Eksepsi Ditolak, Romy Tempuh Banding

Terdakwa kasus suap jual beli jabatan di Kementerian Agama M. Romahurmuziy mengikuti sidang putusan sela di Pengadilan Tipikor, Jakarta, Rabu (9/10/2019). (ANTARA | INDRIANTO EKO SUWARSO )
JAKARTA (HN) -
Putusan majelis hakim Pengadilan Tipikor Jakarta, menolak nota keberatan (eksepsi) yang diajukan Romahurmuziy (Romy), terdakwa kasus suap jual-beli jabatan di Kementerian Agama TA 2018-2019, menuai protes. Kuasa Hukum mantan Ketua Umum PPP itu, Maqdir Ismail menyatakan, akan menempuh upaya hukum banding.
"Ada kontradiksi antara putusan praperadilan dengan putusan sela yang dibacakan majelis hakim," katanya di Jakarta, Rabu (9/10).

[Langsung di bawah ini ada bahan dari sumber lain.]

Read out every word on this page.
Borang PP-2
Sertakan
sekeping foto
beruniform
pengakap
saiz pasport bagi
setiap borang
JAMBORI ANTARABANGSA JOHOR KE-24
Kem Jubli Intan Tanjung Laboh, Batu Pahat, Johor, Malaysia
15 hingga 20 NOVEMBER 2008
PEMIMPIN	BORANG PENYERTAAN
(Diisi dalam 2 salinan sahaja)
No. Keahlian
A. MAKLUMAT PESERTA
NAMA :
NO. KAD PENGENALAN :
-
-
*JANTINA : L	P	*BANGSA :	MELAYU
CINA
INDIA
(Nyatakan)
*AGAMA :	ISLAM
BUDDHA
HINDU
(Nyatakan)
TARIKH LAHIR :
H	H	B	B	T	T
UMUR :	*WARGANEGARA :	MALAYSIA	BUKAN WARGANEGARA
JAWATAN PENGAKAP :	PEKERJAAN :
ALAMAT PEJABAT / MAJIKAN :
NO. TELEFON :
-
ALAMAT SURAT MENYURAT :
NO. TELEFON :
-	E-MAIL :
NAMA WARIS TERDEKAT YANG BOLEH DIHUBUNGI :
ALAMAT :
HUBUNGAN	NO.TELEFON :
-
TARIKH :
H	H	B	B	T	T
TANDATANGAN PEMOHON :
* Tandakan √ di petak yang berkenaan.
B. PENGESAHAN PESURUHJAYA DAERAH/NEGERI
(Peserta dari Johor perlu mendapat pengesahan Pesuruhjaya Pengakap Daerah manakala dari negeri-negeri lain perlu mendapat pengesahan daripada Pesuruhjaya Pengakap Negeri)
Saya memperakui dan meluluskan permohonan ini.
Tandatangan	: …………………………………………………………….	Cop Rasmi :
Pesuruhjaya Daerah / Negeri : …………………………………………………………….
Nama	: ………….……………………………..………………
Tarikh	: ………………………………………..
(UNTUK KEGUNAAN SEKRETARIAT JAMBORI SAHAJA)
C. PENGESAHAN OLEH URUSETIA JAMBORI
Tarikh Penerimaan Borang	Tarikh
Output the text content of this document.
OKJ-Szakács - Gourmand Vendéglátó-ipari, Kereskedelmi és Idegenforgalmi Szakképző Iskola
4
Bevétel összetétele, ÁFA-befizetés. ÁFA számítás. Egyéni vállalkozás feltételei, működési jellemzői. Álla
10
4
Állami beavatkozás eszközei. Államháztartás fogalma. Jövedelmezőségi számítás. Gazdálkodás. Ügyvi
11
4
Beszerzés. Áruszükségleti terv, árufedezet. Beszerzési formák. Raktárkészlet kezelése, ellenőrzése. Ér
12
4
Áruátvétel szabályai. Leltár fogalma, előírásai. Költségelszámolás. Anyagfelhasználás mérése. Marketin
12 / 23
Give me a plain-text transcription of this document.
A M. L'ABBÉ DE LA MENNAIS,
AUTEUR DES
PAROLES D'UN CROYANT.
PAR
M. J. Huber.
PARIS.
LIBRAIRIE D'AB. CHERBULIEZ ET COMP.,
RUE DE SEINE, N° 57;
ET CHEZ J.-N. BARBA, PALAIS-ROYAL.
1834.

Dalam putusan praperadilan disebutkan bahwa kewenangan memeriksa keabsahan penyelidikan serta penangkapan, terutama yang berhubungan dengan penyadapan bukan ranah praperadilan. Namun, dalam putusan sela yang dibacakan Ketua Majelis Hakim Fahzal Hendri disebutkan bahwa hal tersebut menjadi kewenangan praperadilan.
"Ini harus dicari tahu kebenarannya melalui proses banding. Kami harus mencari keadilan," ujar Maqdir.
Ketua Majelis Hakim Fahzal Hendri dalam persidangan mengatakan, banding yang diajukan pihak Romy dapat dikirim bersamaan dengan putusan akhir persidangan. Majelis hakim pun menyatakan menolak eksepsi Romy. "Mengadili, menyatakan keberatan atau eksepsi terdakwa dan tim penasihat hukum tidak dapat diterima," kata Hakim Fahzal.
Hakim tunggal Pengadilan Negeri Jakarta Selatan Agus Widodo sebelumnya menolak praperadilan yang diajukan Romy, sehingga kasusnya berlanjut ke penuntutan dan disidangkan. Hakim manilai penangkapan dan penetapan tersangka Romy oleh KPK sesuai prosedur dan sah secara hukum, sehingga menolak praperadilan seluruhnya.
Anggota Tim Biro Hukum KPK Efi Laila menilai, sebagian materi Romy di luar koridor. Dalil praperadilan Romy telah memasuki materi pokok perkara dugaan korupsi yang seharusnya disampaikan pemohon dalam pembelaan (pledoi) di Pengadilan Tipikor. Menurut dia, tak ada kewenangan hakim praperadilan untuk menilai materi pokok perkara.
"Lembaga praperadilan merupakan sarana pengawasan horizontal yang terbatas melakukan pemeriksaan formil," ujar Efi.
Dalam perkara ini, peluang Menteri Agama Lukman Hakim Saifuddin dijerat KPK terbuka lebar. Penyidik menganggap, pengembalian Rp 10 juta oleh Menteri kepada KPK bukan sebagai pelaporan gratifikasi karena setelah operasi tangkap tangan (OTT). Terlebih, laporan staf Menteri tertulis penerimaan Rp 10 juta itu merupakan honor tambahan.
Informasi yang dihimpun KPK, sumber dana itu dari Kepala Kantor Wilayah Kemenag Provinsi Jawa Timur Haris. Pemberian itu diterima Menteri setelah Haris dilantik sebagai Kakanwil Jawa Timur pada 9 Maret 2019. Seleksi jabatan di lingkungan Kemenag diduga berlangsung lantaran Lukman satu parpol dengan Romy dan di bawah naungannya.